Fewer Dutch report deterioration of their neighbourhood
Over the past few years, the number of people annoyed by graffiti on walls and buildings, vandalised bus and tram shelters and dog droppings in their neighbourhood has been declining, according to CBS.
This decrease has been observed in urban as well as rural areas, although city dwellers are more frequently annoyed than people living in smaller communities. People living in the four major Dutch cities also think the level of decay in their own neighbourhood has been reduced.
From 2008 to 2011, the share of the Dutch population who indicated that dog droppings were a common sight in their neighbourhood dropped from 33 to 29 percent. Intentional destruction of street furniture has also declined in recent years, from 14 percent in 2008 to 9 percent in 2011. Graffiti on walls and buildings has also become a less common sight compared to several years ago, but the decline is less substantial.
City dwellers have to cope with deterioration of their neighbourhood environment more often than people living in small villages. In highly urbanised municipalities, the proportion of people who report that litter in the streets is a frequent phenomenon is double that of municipalities with a lower degree of urbanisation. Graffiti on walls and buildings is found three times as often in cities as in rural areas.

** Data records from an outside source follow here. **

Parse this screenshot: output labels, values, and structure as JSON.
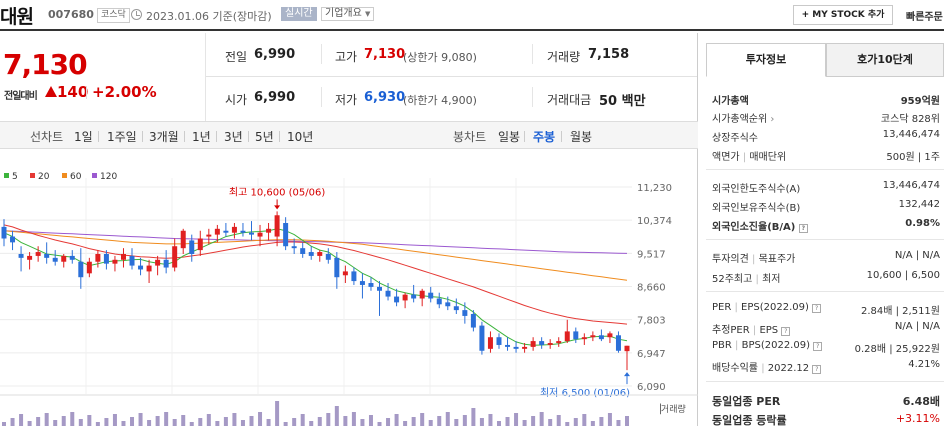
{
  "header": {
    "company": "대원",
    "code": "007680",
    "market": "코스닥",
    "date_text": "2023.01.06  기준(장마감)",
    "realtime_badge": "실시간",
    "overview_dropdown": "기업개요",
    "mystock_label": "MY STOCK 추가",
    "quick_order_label": "빠른주문"
  },
  "price": {
    "current": "7,130",
    "change_label": "전일대비",
    "change_value": "140",
    "change_pct": "+2.00%"
  },
  "summary": {
    "prev_close_label": "전일",
    "prev_close": "6,990",
    "high_label": "고가",
    "high": "7,130",
    "upper_limit": "(상한가 9,080)",
    "volume_label": "거래량",
    "volume": "7,158",
    "open_label": "시가",
    "open": "6,990",
    "low_label": "저가",
    "low": "6,930",
    "lower_limit": "(하한가 4,900)",
    "amount_label": "거래대금",
    "amount": "50 백만"
  },
  "toolbar": {
    "line_chart_label": "선차트",
    "periods": [
      "1일",
      "1주일",
      "3개월",
      "1년",
      "3년",
      "5년",
      "10년"
    ],
    "candle_chart_label": "봉차트",
    "candle_periods": [
      "일봉",
      "주봉",
      "월봉"
    ],
    "candle_active": "주봉"
  },
  "chart_data": {
    "type": "candlestick",
    "ma_legend": [
      {
        "name": "5",
        "color": "#3cb43c"
      },
      {
        "name": "20",
        "color": "#e53935"
      },
      {
        "name": "60",
        "color": "#f08c1e"
      },
      {
        "name": "120",
        "color": "#9b59d0"
      }
    ],
    "y_ticks": [
      "11,230",
      "10,374",
      "9,517",
      "8,660",
      "7,803",
      "6,947",
      "6,090"
    ],
    "ylim": [
      6090,
      11230
    ],
    "high_annotation": "최고 10,600 (05/06)",
    "low_annotation": "최저 6,500 (01/06)",
    "volume_label": "거래량",
    "candles": [
      {
        "o": 10200,
        "h": 10400,
        "l": 9700,
        "c": 9900
      },
      {
        "o": 9950,
        "h": 10100,
        "l": 9600,
        "c": 9800
      },
      {
        "o": 9500,
        "h": 9700,
        "l": 9050,
        "c": 9400
      },
      {
        "o": 9350,
        "h": 9550,
        "l": 9100,
        "c": 9450
      },
      {
        "o": 9450,
        "h": 9700,
        "l": 9300,
        "c": 9550
      },
      {
        "o": 9500,
        "h": 9800,
        "l": 9250,
        "c": 9400
      },
      {
        "o": 9400,
        "h": 9600,
        "l": 9200,
        "c": 9300
      },
      {
        "o": 9300,
        "h": 9500,
        "l": 9150,
        "c": 9450
      },
      {
        "o": 9450,
        "h": 9600,
        "l": 9250,
        "c": 9350
      },
      {
        "o": 9300,
        "h": 9650,
        "l": 8600,
        "c": 8900
      },
      {
        "o": 9000,
        "h": 9400,
        "l": 8900,
        "c": 9300
      },
      {
        "o": 9300,
        "h": 9600,
        "l": 9150,
        "c": 9500
      },
      {
        "o": 9500,
        "h": 9600,
        "l": 9100,
        "c": 9250
      },
      {
        "o": 9250,
        "h": 9450,
        "l": 9050,
        "c": 9350
      },
      {
        "o": 9350,
        "h": 9650,
        "l": 9150,
        "c": 9500
      },
      {
        "o": 9450,
        "h": 9650,
        "l": 9100,
        "c": 9200
      },
      {
        "o": 9200,
        "h": 9400,
        "l": 8950,
        "c": 9100
      },
      {
        "o": 9050,
        "h": 9350,
        "l": 8750,
        "c": 9200
      },
      {
        "o": 9200,
        "h": 9450,
        "l": 8950,
        "c": 9350
      },
      {
        "o": 9350,
        "h": 9600,
        "l": 9000,
        "c": 9150
      },
      {
        "o": 9150,
        "h": 9900,
        "l": 9050,
        "c": 9700
      },
      {
        "o": 9650,
        "h": 10150,
        "l": 9500,
        "c": 10100
      },
      {
        "o": 9850,
        "h": 10000,
        "l": 9300,
        "c": 9500
      },
      {
        "o": 9600,
        "h": 10100,
        "l": 9450,
        "c": 9900
      },
      {
        "o": 9950,
        "h": 10150,
        "l": 9750,
        "c": 10000
      },
      {
        "o": 10000,
        "h": 10250,
        "l": 9800,
        "c": 10150
      },
      {
        "o": 10100,
        "h": 10300,
        "l": 9950,
        "c": 10050
      },
      {
        "o": 10050,
        "h": 10300,
        "l": 9900,
        "c": 10200
      },
      {
        "o": 10100,
        "h": 10300,
        "l": 9950,
        "c": 10050
      },
      {
        "o": 10050,
        "h": 10350,
        "l": 9850,
        "c": 10000
      },
      {
        "o": 9950,
        "h": 10250,
        "l": 9700,
        "c": 10050
      },
      {
        "o": 10050,
        "h": 10300,
        "l": 9850,
        "c": 10150
      },
      {
        "o": 9950,
        "h": 10600,
        "l": 9700,
        "c": 10500
      },
      {
        "o": 10300,
        "h": 10450,
        "l": 9600,
        "c": 9700
      },
      {
        "o": 9700,
        "h": 9900,
        "l": 9500,
        "c": 9650
      },
      {
        "o": 9650,
        "h": 9800,
        "l": 9400,
        "c": 9500
      },
      {
        "o": 9550,
        "h": 9700,
        "l": 9350,
        "c": 9450
      },
      {
        "o": 9450,
        "h": 9600,
        "l": 9300,
        "c": 9550
      },
      {
        "o": 9500,
        "h": 9650,
        "l": 9250,
        "c": 9350
      },
      {
        "o": 9400,
        "h": 9550,
        "l": 8600,
        "c": 8900
      },
      {
        "o": 8950,
        "h": 9200,
        "l": 8750,
        "c": 9050
      },
      {
        "o": 9050,
        "h": 9150,
        "l": 8700,
        "c": 8800
      },
      {
        "o": 8800,
        "h": 9000,
        "l": 8350,
        "c": 8700
      },
      {
        "o": 8750,
        "h": 8900,
        "l": 8550,
        "c": 8650
      },
      {
        "o": 8650,
        "h": 8800,
        "l": 7900,
        "c": 8550
      },
      {
        "o": 8550,
        "h": 8750,
        "l": 8300,
        "c": 8400
      },
      {
        "o": 8400,
        "h": 8600,
        "l": 8150,
        "c": 8250
      },
      {
        "o": 8300,
        "h": 8500,
        "l": 8100,
        "c": 8450
      },
      {
        "o": 8450,
        "h": 8700,
        "l": 8250,
        "c": 8350
      },
      {
        "o": 8350,
        "h": 8600,
        "l": 8150,
        "c": 8550
      },
      {
        "o": 8500,
        "h": 8650,
        "l": 8250,
        "c": 8350
      },
      {
        "o": 8350,
        "h": 8500,
        "l": 8100,
        "c": 8200
      },
      {
        "o": 8250,
        "h": 8400,
        "l": 8050,
        "c": 8150
      },
      {
        "o": 8150,
        "h": 8350,
        "l": 7950,
        "c": 8050
      },
      {
        "o": 8050,
        "h": 8250,
        "l": 7700,
        "c": 7900
      },
      {
        "o": 7950,
        "h": 8050,
        "l": 7500,
        "c": 7600
      },
      {
        "o": 7650,
        "h": 7750,
        "l": 6900,
        "c": 7000
      },
      {
        "o": 7050,
        "h": 7500,
        "l": 6950,
        "c": 7350
      },
      {
        "o": 7350,
        "h": 7450,
        "l": 7050,
        "c": 7150
      },
      {
        "o": 7150,
        "h": 7350,
        "l": 7000,
        "c": 7100
      },
      {
        "o": 7100,
        "h": 7250,
        "l": 6950,
        "c": 7050
      },
      {
        "o": 7050,
        "h": 7200,
        "l": 6950,
        "c": 7100
      },
      {
        "o": 7100,
        "h": 7350,
        "l": 7000,
        "c": 7250
      },
      {
        "o": 7250,
        "h": 7350,
        "l": 7050,
        "c": 7150
      },
      {
        "o": 7150,
        "h": 7300,
        "l": 7050,
        "c": 7200
      },
      {
        "o": 7200,
        "h": 7350,
        "l": 7100,
        "c": 7250
      },
      {
        "o": 7250,
        "h": 7800,
        "l": 7200,
        "c": 7500
      },
      {
        "o": 7500,
        "h": 7600,
        "l": 7200,
        "c": 7300
      },
      {
        "o": 7300,
        "h": 7450,
        "l": 7150,
        "c": 7350
      },
      {
        "o": 7350,
        "h": 7500,
        "l": 7250,
        "c": 7400
      },
      {
        "o": 7400,
        "h": 7550,
        "l": 7250,
        "c": 7300
      },
      {
        "o": 7350,
        "h": 7500,
        "l": 7200,
        "c": 7450
      },
      {
        "o": 7400,
        "h": 7500,
        "l": 6950,
        "c": 7000
      },
      {
        "o": 6990,
        "h": 7130,
        "l": 6500,
        "c": 7130
      }
    ],
    "ma5": [
      10050,
      9950,
      9800,
      9700,
      9600,
      9500,
      9470,
      9440,
      9420,
      9300,
      9200,
      9250,
      9300,
      9320,
      9330,
      9350,
      9360,
      9300,
      9260,
      9230,
      9300,
      9450,
      9550,
      9650,
      9750,
      9850,
      9950,
      10000,
      10050,
      10070,
      10080,
      10100,
      10150,
      10100,
      10000,
      9850,
      9700,
      9600,
      9550,
      9400,
      9300,
      9150,
      9000,
      8900,
      8750,
      8650,
      8550,
      8500,
      8450,
      8420,
      8400,
      8380,
      8330,
      8250,
      8150,
      8000,
      7800,
      7650,
      7500,
      7350,
      7230,
      7170,
      7140,
      7150,
      7160,
      7180,
      7240,
      7290,
      7320,
      7360,
      7370,
      7380,
      7300,
      7260
    ],
    "ma20": [
      10250,
      10200,
      10120,
      10050,
      9980,
      9920,
      9860,
      9810,
      9760,
      9700,
      9640,
      9590,
      9540,
      9500,
      9470,
      9450,
      9430,
      9420,
      9400,
      9390,
      9400,
      9420,
      9450,
      9480,
      9520,
      9560,
      9600,
      9640,
      9680,
      9710,
      9740,
      9770,
      9800,
      9810,
      9810,
      9800,
      9780,
      9760,
      9730,
      9690,
      9640,
      9590,
      9530,
      9470,
      9410,
      9350,
      9280,
      9210,
      9140,
      9070,
      9000,
      8930,
      8860,
      8790,
      8720,
      8650,
      8570,
      8490,
      8410,
      8330,
      8250,
      8170,
      8100,
      8030,
      7970,
      7920,
      7870,
      7830,
      7800,
      7770,
      7750,
      7730,
      7710,
      7690
    ],
    "ma60": [
      10100,
      10080,
      10060,
      10040,
      10020,
      10000,
      9980,
      9960,
      9940,
      9920,
      9900,
      9880,
      9860,
      9840,
      9820,
      9800,
      9790,
      9780,
      9770,
      9760,
      9760,
      9760,
      9770,
      9780,
      9790,
      9800,
      9810,
      9820,
      9830,
      9840,
      9850,
      9860,
      9870,
      9870,
      9870,
      9860,
      9850,
      9840,
      9830,
      9810,
      9790,
      9770,
      9750,
      9720,
      9690,
      9660,
      9630,
      9600,
      9570,
      9540,
      9510,
      9480,
      9450,
      9420,
      9390,
      9360,
      9330,
      9300,
      9270,
      9240,
      9210,
      9180,
      9150,
      9120,
      9090,
      9060,
      9030,
      9000,
      8970,
      8940,
      8910,
      8880,
      8850,
      8820
    ],
    "ma120": [
      10100,
      10090,
      10080,
      10070,
      10060,
      10050,
      10040,
      10030,
      10020,
      10010,
      10000,
      9990,
      9980,
      9970,
      9960,
      9950,
      9940,
      9930,
      9920,
      9910,
      9900,
      9895,
      9890,
      9885,
      9880,
      9875,
      9870,
      9865,
      9860,
      9855,
      9850,
      9845,
      9840,
      9835,
      9830,
      9825,
      9820,
      9815,
      9810,
      9805,
      9800,
      9795,
      9790,
      9780,
      9770,
      9760,
      9750,
      9740,
      9730,
      9720,
      9710,
      9700,
      9690,
      9680,
      9670,
      9660,
      9650,
      9640,
      9630,
      9620,
      9610,
      9600,
      9590,
      9580,
      9570,
      9560,
      9550,
      9545,
      9540,
      9535,
      9530,
      9525,
      9520,
      9515
    ]
  },
  "panel": {
    "tab_active": "투자정보",
    "tab_inactive": "호가10단계",
    "market_cap_label": "시가총액",
    "market_cap_value": "959억원",
    "market_cap_rank_label": "시가총액순위",
    "market_cap_rank_value": "코스닥 828위",
    "shares_label": "상장주식수",
    "shares_value": "13,446,474",
    "par_label": "액면가",
    "unit_label": "매매단위",
    "par_unit_value": "500원 | 1주",
    "foreign_limit_label": "외국인한도주식수(A)",
    "foreign_limit_value": "13,446,474",
    "foreign_hold_label": "외국인보유주식수(B)",
    "foreign_hold_value": "132,442",
    "foreign_ratio_label": "외국인소진율(B/A)",
    "foreign_ratio_value": "0.98%",
    "opinion_label": "투자의견",
    "target_label": "목표주가",
    "opinion_value": "N/A | N/A",
    "w52_label": "52주최고",
    "w52_low_label": "최저",
    "w52_value": "10,600 | 6,500",
    "per_label": "PER",
    "eps_label": "EPS(2022.09)",
    "per_eps_value": "2.84배 | 2,511원",
    "est_per_label": "추정PER",
    "est_eps_label": "EPS",
    "est_value": "N/A | N/A",
    "pbr_label": "PBR",
    "bps_label": "BPS(2022.09)",
    "pbr_bps_value": "0.28배 | 25,922원",
    "div_label": "배당수익률",
    "div_date": "2022.12",
    "div_value": "4.21%",
    "sector_per_label": "동일업종 PER",
    "sector_per_value": "6.48배",
    "sector_chg_label": "동일업종 등락률",
    "sector_chg_value": "+3.11%"
  }
}
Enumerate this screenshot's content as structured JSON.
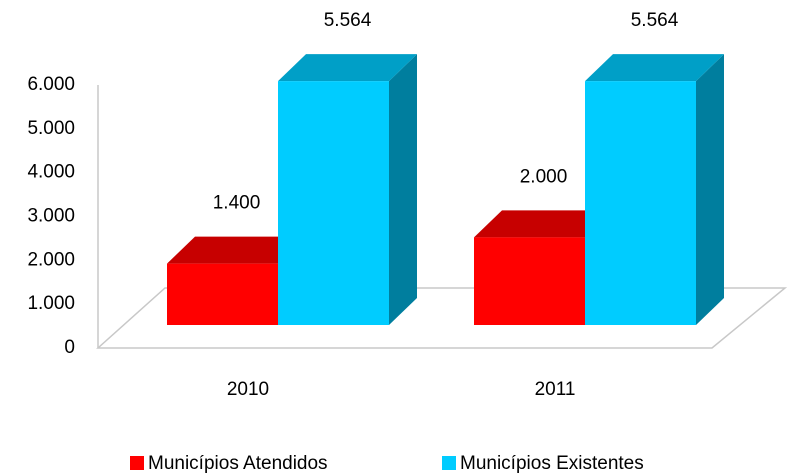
{
  "chart_data": {
    "type": "bar3d",
    "categories": [
      "2010",
      "2011"
    ],
    "series": [
      {
        "name": "Municípios Atendidos",
        "color": "#ff0000",
        "values": [
          1400,
          2000
        ],
        "value_labels": [
          "1.400",
          "2.000"
        ]
      },
      {
        "name": "Municípios Existentes",
        "color": "#00ccff",
        "values": [
          5564,
          5564
        ],
        "value_labels": [
          "5.564",
          "5.564"
        ]
      }
    ],
    "ylim": [
      0,
      6000
    ],
    "yticks": [
      0,
      {
        "value": 1000,
        "label": "1.000"
      },
      {
        "value": 2000,
        "label": "2.000"
      },
      {
        "value": 3000,
        "label": "3.000"
      },
      {
        "value": 4000,
        "label": "4.000"
      },
      {
        "value": 5000,
        "label": "5.000"
      },
      {
        "value": 6000,
        "label": "6.000"
      }
    ],
    "legend": "bottom"
  }
}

The level of deterioration is considered to be less serious in urban as well as rural areas. Essentially, the manner in which city dwellers and people living in small communities cope with decay in their direct environment has not changed.
The level of annoyance with neighbourhood decay also decreased within the four major cities in the Netherlands (Amsterdam, Rotterdam, The Hague, and Utrecht). Graffiti on walls and buildings and litter in the streets are obviously more common in these cities than on average across the country, but dog droppings and vandalism of street furniture are just as common as in the rest of the country, and similarly are on the decline.